355 500 произведений, 25 200 авторов.

Электронная библиотека книг » Глеб Ястребов » Кем был Иисус из Назарета? » Текст книги (страница 12)
Кем был Иисус из Назарета?
  • Текст добавлен: 9 октября 2016, 16:57

Текст книги "Кем был Иисус из Назарета?"


Автор книги: Глеб Ястребов



сообщить о нарушении

Текущая страница: 12 (всего у книги 24 страниц)

Глава 7. Этика и закон

Мы выяснили, что центром проповеди Иисуса был призыв к покаянию в преддверии скорого апокалиптического Царства. Тогда возникает следующий вопрос: какого именно изменения жизни требовал Иисус от людей? К каким нормам призывал? Какую роль в этом призыве играли традиционные этические ориентиры Израиля: Закон и Пророки? В какой мере Иисус опирался на традиционные учения, а в какой был проповедником нового?

1. Тора: основа

На первый взгляд можно поискать ответ и в самом начале Нагорной проповеди:

Не думайте, что я пришёл нарушить Закон или Пророков: не нарушить пришёл я, но исполнить. Ибо истинно говорю вам: доколе не прейдёт небо и земля, ни одна иота или ни одна черта не прейдёт из Закона, – пока не исполнится всё. Итак, кто нарушит одну из заповедей сих малейших и научит так людей, тот малейшим наречётся в Царстве Небесном; а кто сотворит и научит, тот великим наречётся в Царстве Небесном. Ибо, говорю вам, если праведность ваша не превзойдёт праведности книжников и фарисеев, то вы не войдёте в Царство Небесное.

Мф 5:17–20

На протяжении столетий христианские толкователи пытались уйти от прямого смысла этого отрывка.

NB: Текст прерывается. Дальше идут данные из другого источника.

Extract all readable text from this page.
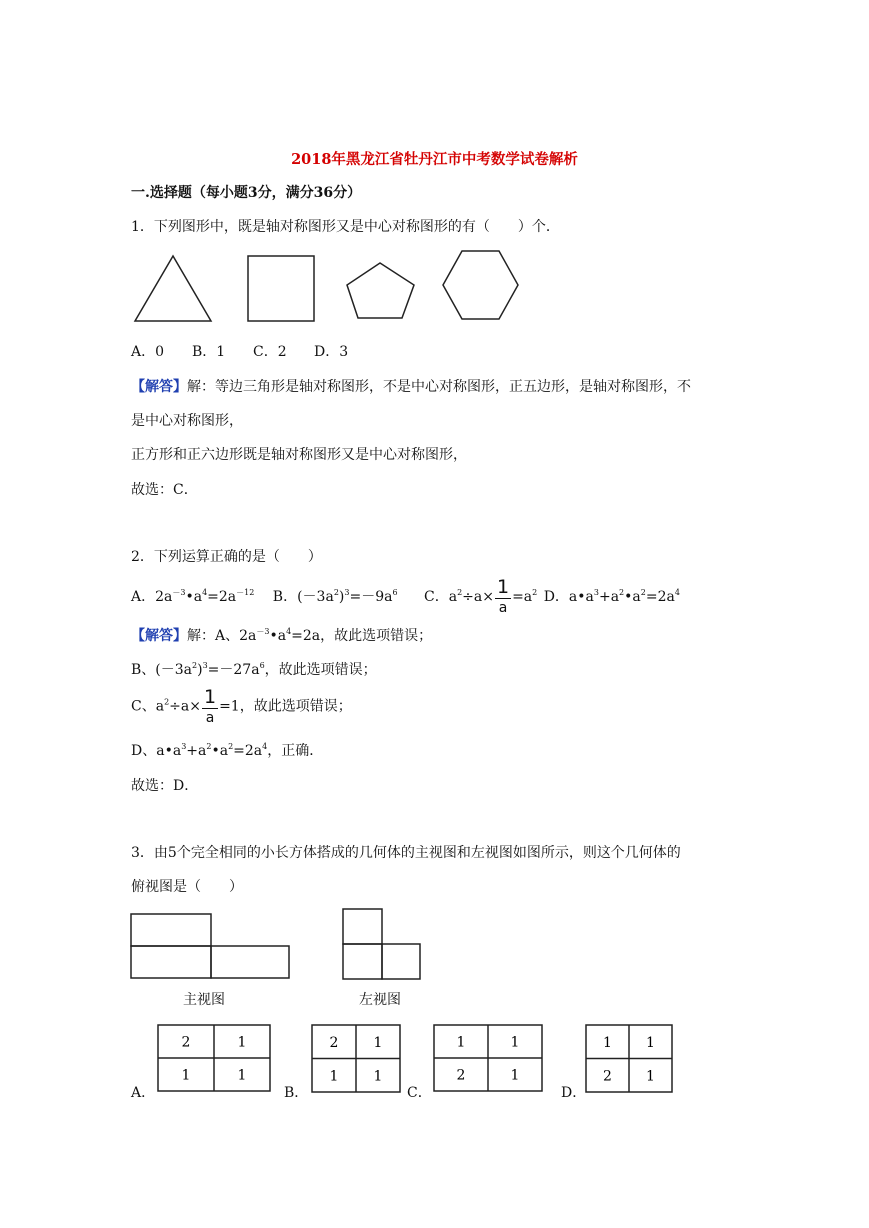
2018年黑龙江省牡丹江市中考数学试卷解析
一.选择题（每小题3分，满分36分）
1．下列图形中，既是轴对称图形又是中心对称图形的有（　　）个．
A．0 B．1 C．2 D．3
【解答】解：等边三角形是轴对称图形，不是中心对称图形，正五边形，是轴对称图形，不
是中心对称图形，
正方形和正六边形既是轴对称图形又是中心对称图形，
故选：C．
2．下列运算正确的是（　　）
A．$2a^{-3}•a^4=2a^{-12}$ B．$(-3a^2)^3=-9a^6$ C．$a^2\div a\times \frac{1}{a} =a^2$ D．$a•a^3+a^2•a^2=2a^4$
【解答】解：A、$2a^{-3}•a^4=2a$，故此选项错误；
B、$(-3a^2)^3=-27a^6$，故此选项错误；
C、$a^2\div a\times \frac{1}{a} =1$，故此选项错误；
D、$a•a^3+a^2•a^2=2a^4$，正确．
故选：D．
3．由5个完全相同的小长方体搭成的几何体的主视图和左视图如图所示，则这个几何体的
俯视图是（　　）
主视图	左视图
A．	B．	C．	D．
2	1
1	1
2	1
1	1
1	1
2	1
1 1
2 1
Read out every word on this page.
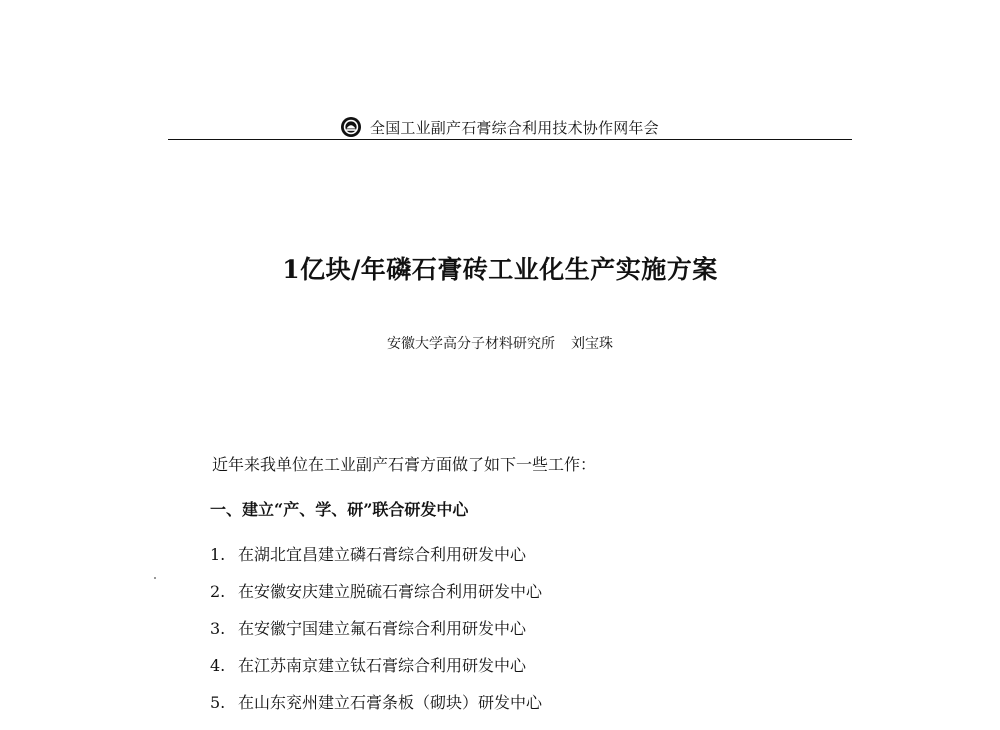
全国工业副产石膏综合利用技术协作网年会
1亿块/年磷石膏砖工业化生产实施方案
安徽大学高分子材料研究所 刘宝珠
近年来我单位在工业副产石膏方面做了如下一些工作：
一、建立“产、学、研”联合研发中心
1. 在湖北宜昌建立磷石膏综合利用研发中心
2. 在安徽安庆建立脱硫石膏综合利用研发中心
3. 在安徽宁国建立氟石膏综合利用研发中心
4. 在江苏南京建立钛石膏综合利用研发中心
5. 在山东兖州建立石膏条板（砌块）研发中心
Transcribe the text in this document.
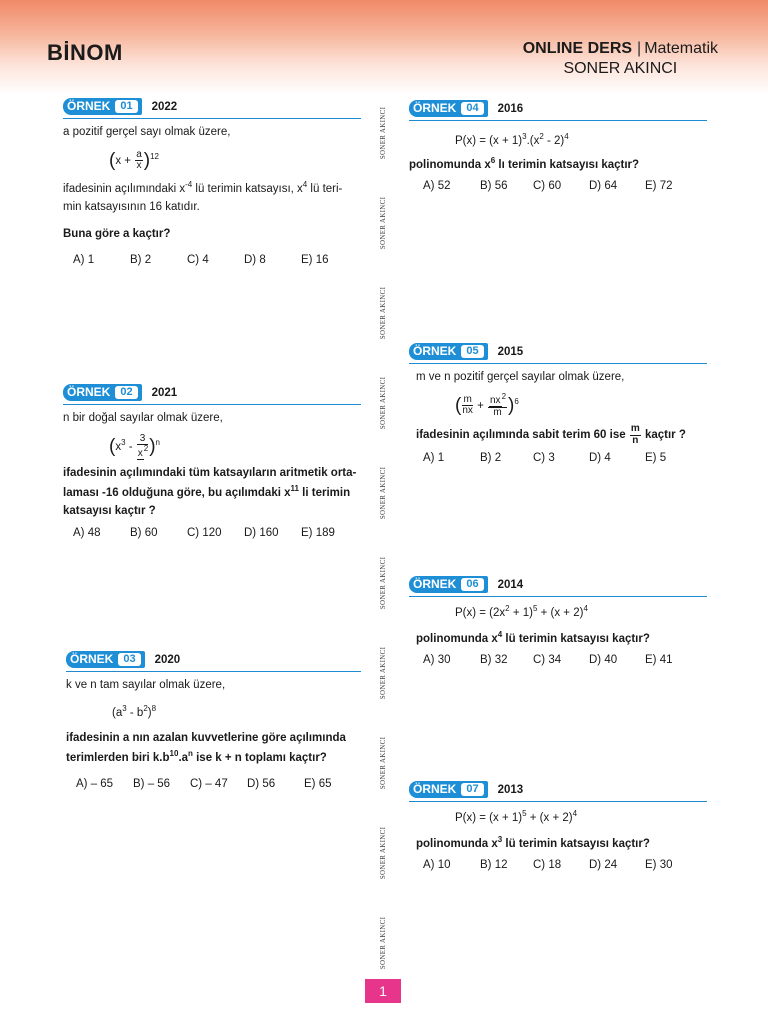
BİNOM	ONLINE DERS | Matematik
SONER AKINCI
ÖRNEK 01	2022
a pozitif gerçel sayı olmak üzere,
$(x + \frac{a}{x} )^{12}$
ifadesinin açılımındaki $x^{-4}$ lü terimin katsayısı, $x^4$ lü teri-
min katsayısının 16 katıdır.
Buna göre a kaçtır?
A) 1	B) 2	C) 4	D) 8	E) 16
ÖRNEK 02	2021
n bir doğal sayılar olmak üzere,
$(x^3 - \frac{3}{x^2} )^n$
ifadesinin açılımındaki tüm katsayıların aritmetik orta-
laması -16 olduğuna göre, bu açılımdaki $x^{11}$ li terimin
katsayısı kaçtır ?
A) 48	B) 60	C) 120	D) 160	E) 189
ÖRNEK 03	2020
k ve n tam sayılar olmak üzere,
$(a^3 - b^2)^8$
ifadesinin a nın azalan kuvvetlerine göre açılımında
terimlerden biri $k.b^{10}.a^n$ ise k + n toplamı kaçtır?
A) – 65	B) – 56	C) – 47	D) 56	E) 65
ÖRNEK 04	2016
$P(x) = (x + 1)^3.(x^2 - 2)^4$
polinomunda $x^6$ lı terimin katsayısı kaçtır?
A) 52	B) 56	C) 60	D) 64	E) 72
ÖRNEK 05	2015
m ve n pozitif gerçel sayılar olmak üzere,
( $\frac{m}{nx} + \frac{nx^2}{m} )^6$
ifadesinin açılımında sabit terim 60 ise $\frac{m}{n}$ kaçtır ?
A) 1	B) 2	C) 3	D) 4	E) 5
ÖRNEK 06	2014
$P(x) = (2x^2 + 1)^5 + (x + 2)^4$
polinomunda $x^4$ lü terimin katsayısı kaçtır?
A) 30	B) 32	C) 34	D) 40	E) 41
ÖRNEK 07	2013
$P(x) = (x + 1)^5 + (x + 2)^4$
polinomunda $x^3$ lü terimin katsayısı kaçtır?
A) 10	B) 12	C) 18	D) 24	E) 30
SONER AKINCI
SONER AKINCI
SONER AKINCI
SONER AKINCI
SONER AKINCI
SONER AKINCI
SONER AKINCI
SONER AKINCI
SONER AKINCI
SONER AKINCI
1
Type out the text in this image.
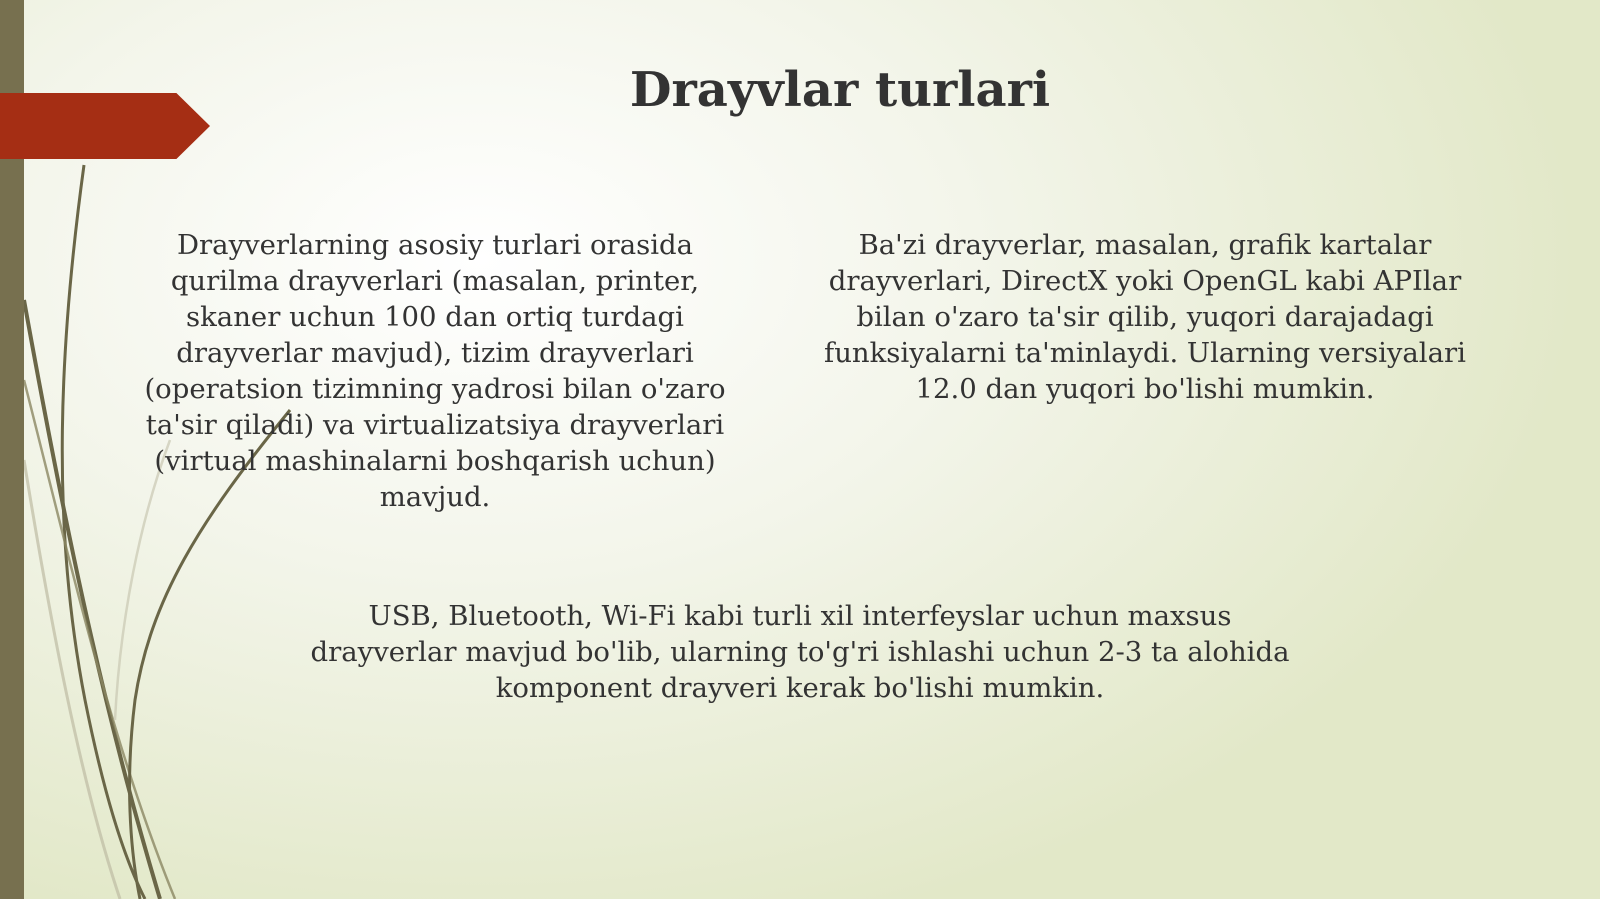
Drayvlar turlari

Drayverlarning asosiy turlari orasida
qurilma drayverlari (masalan, printer,
skaner uchun 100 dan ortiq turdagi
drayverlar mavjud), tizim drayverlari
(operatsion tizimning yadrosi bilan o'zaro
ta'sir qiladi) va virtualizatsiya drayverlari
(virtual mashinalarni boshqarish uchun)
mavjud.

Ba'zi drayverlar, masalan, grafik kartalar
drayverlari, DirectX yoki OpenGL kabi APIlar
bilan o'zaro ta'sir qilib, yuqori darajadagi
funksiyalarni ta'minlaydi. Ularning versiyalari
12.0 dan yuqori bo'lishi mumkin.

USB, Bluetooth, Wi-Fi kabi turli xil interfeyslar uchun maxsus
drayverlar mavjud bo'lib, ularning to'g'ri ishlashi uchun 2-3 ta alohida
komponent drayveri kerak bo'lishi mumkin.
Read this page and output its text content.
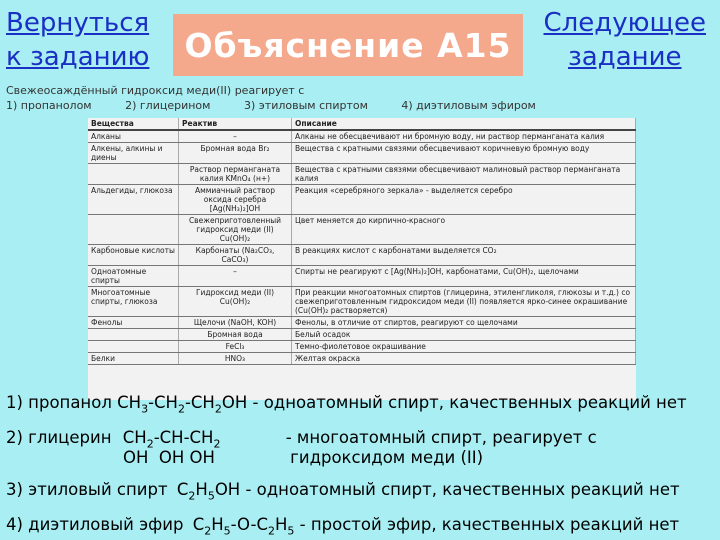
Вернуться
к заданию Объяснение А15
Следующее
задание
Свежеосаждённый гидроксид меди(II) реагирует с
1) пропанолом	2) глицерином	3) этиловым спиртом	4) диэтиловым эфиром
Вещества	Реактив	Описание
Алканы	–	Алканы не обесцвечивают ни бромную воду, ни раствор перманганата калия
Алкены, алкины и диены	Бромная вода Br₂	Вещества с кратными связями обесцвечивают коричневую бромную воду
	Раствор перманганата калия KMnO₄ (н+)	Вещества с кратными связями обесцвечивают малиновый раствор перманганата калия
Альдегиды, глюкоза	Аммиачный раствор оксида серебра [Ag(NH₃)₂]OH	Реакция «серебряного зеркала» - выделяется серебро
	Свежеприготовленный гидроксид меди (II) Cu(OH)₂	Цвет меняется до кирпично-красного
Карбоновые кислоты	Карбонаты (Na₂CO₃, CaCO₃)	В реакциях кислот с карбонатами выделяется CO₂
Одноатомные спирты	–	Спирты не реагируют с [Ag(NH₃)₂]OH, карбонатами, Cu(OH)₂, щелочами
Многоатомные спирты, глюкоза	Гидроксид меди (II) Cu(OH)₂	При реакции многоатомных спиртов (глицерина, этиленгликоля, глюкозы и т.д.) со свежеприготовленным гидроксидом меди (II) появляется ярко-синее окрашивание (Cu(OH)₂ растворяется)
Фенолы	Щелочи (NaOH, KOH)	Фенолы, в отличие от спиртов, реагируют со щелочами
	Бромная вода	Белый осадок
	FeCl₃	Темно-фиолетовое окрашивание
Белки	HNO₃	Желтая окраска
1) пропанол $CH_3-CH_2-CH_2OH$ - одноатомный спирт, качественных реакций нет
2) глицерин $CH_2-CH-CH_2$	- многоатомный спирт, реагирует с
OH  OH OH	гидроксидом меди (II)
3) этиловый спирт $C_2H_5OH$ - одноатомный спирт, качественных реакций нет
4) диэтиловый эфир $C_2H_5-O-C_2H_5$ - простой эфир, качественных реакций нет
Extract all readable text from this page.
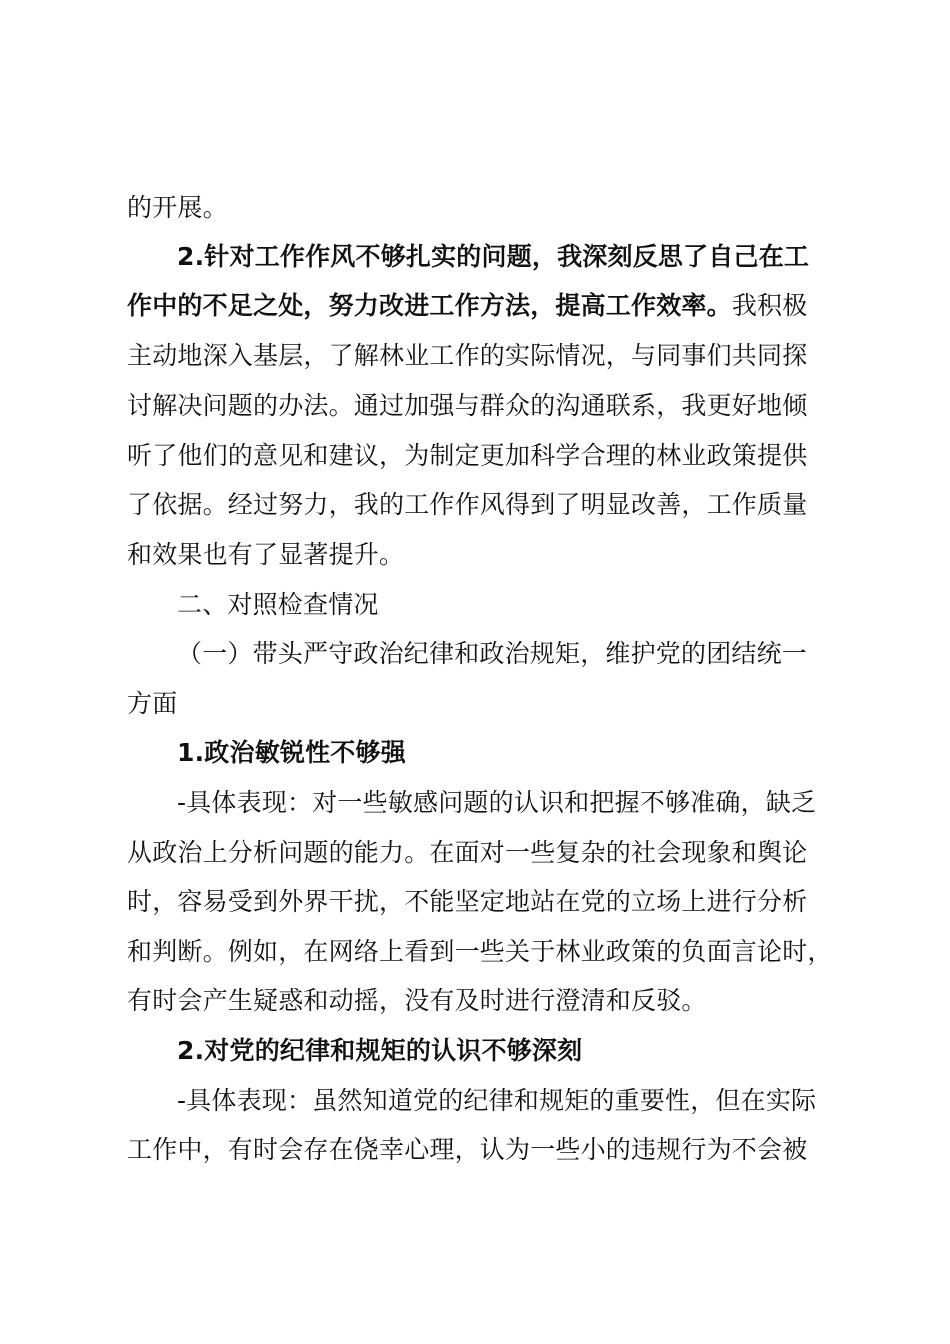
的开展。
2.针对工作作风不够扎实的问题，我深刻反思了自己在工
作中的不足之处，努力改进工作方法，提高工作效率。我积极
主动地深入基层，了解林业工作的实际情况，与同事们共同探
讨解决问题的办法。通过加强与群众的沟通联系，我更好地倾
听了他们的意见和建议，为制定更加科学合理的林业政策提供
了依据。经过努力，我的工作作风得到了明显改善，工作质量
和效果也有了显著提升。
二、对照检查情况
（一）带头严守政治纪律和政治规矩，维护党的团结统一
方面
1.政治敏锐性不够强
-具体表现：对一些敏感问题的认识和把握不够准确，缺乏
从政治上分析问题的能力。在面对一些复杂的社会现象和舆论
时，容易受到外界干扰，不能坚定地站在党的立场上进行分析
和判断。例如，在网络上看到一些关于林业政策的负面言论时，
有时会产生疑惑和动摇，没有及时进行澄清和反驳。
2.对党的纪律和规矩的认识不够深刻
-具体表现：虽然知道党的纪律和规矩的重要性，但在实际
工作中，有时会存在侥幸心理，认为一些小的违规行为不会被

В самом деле: согласно традиционному церковному учению, Тора не обязательна для соблюдения не только неевреями, но и даже евреями (взгляд, восходящий к апостолу Павлу); Закон отменён или как минимум основательно умалён; иудаизм как религия устаревшая и ущербная отныне уступил дорогу христианству. Вместе с тем достаточно очевидно, что в Новом Завете есть тексты, говорящие совершенно иначе, и Мф 5:17–20 – один из них. Согласно Мф 5:17–20, Тора будет сохранять своё значение до тех пор, пока существует наша планета («доколе не прейдёт небо и земля»), – соответственно, декларируется и вечное достоинство иудейской религии. Более того, ни одна заповедь в ней не теряет значение (даже «заповеди малейшие»). Как известно, под «иотой» и «чертой» имеются в виду конкретные буквы еврейского алфавита: «иота» – это буква «йод» (напоминает апостроф, запятую в верху строки), а «черта» – это буква «вав» (похожа на вертикальную чёрточку). Метафорический смысл такой: в Торе всё находится на месте, даже самые маленькие буквы. А если этого мало, Мф 5:17–20 содержит ещё и инвективы против тех, кто учит чему-либо иному: такие люди нарекутся в Царстве Небесном «малейшими», да и вообще рискуют в него не войти. Соответственно, возникает вопрос: не сделало ли традиционное христианство грандиозную ошибку, превратно поняв учение своего основателя по одному из ключевых вопросов? В современном богословии и межрелигиозном диалоге по этому поводу разгорелись нешуточные споры, которые, впрочем, убеждают всё большее и большее число их участников в глубокой укоренённости Иисусова учения в иудаизме, а значит, и необходимости переоценки иудаизма в христианском богословии.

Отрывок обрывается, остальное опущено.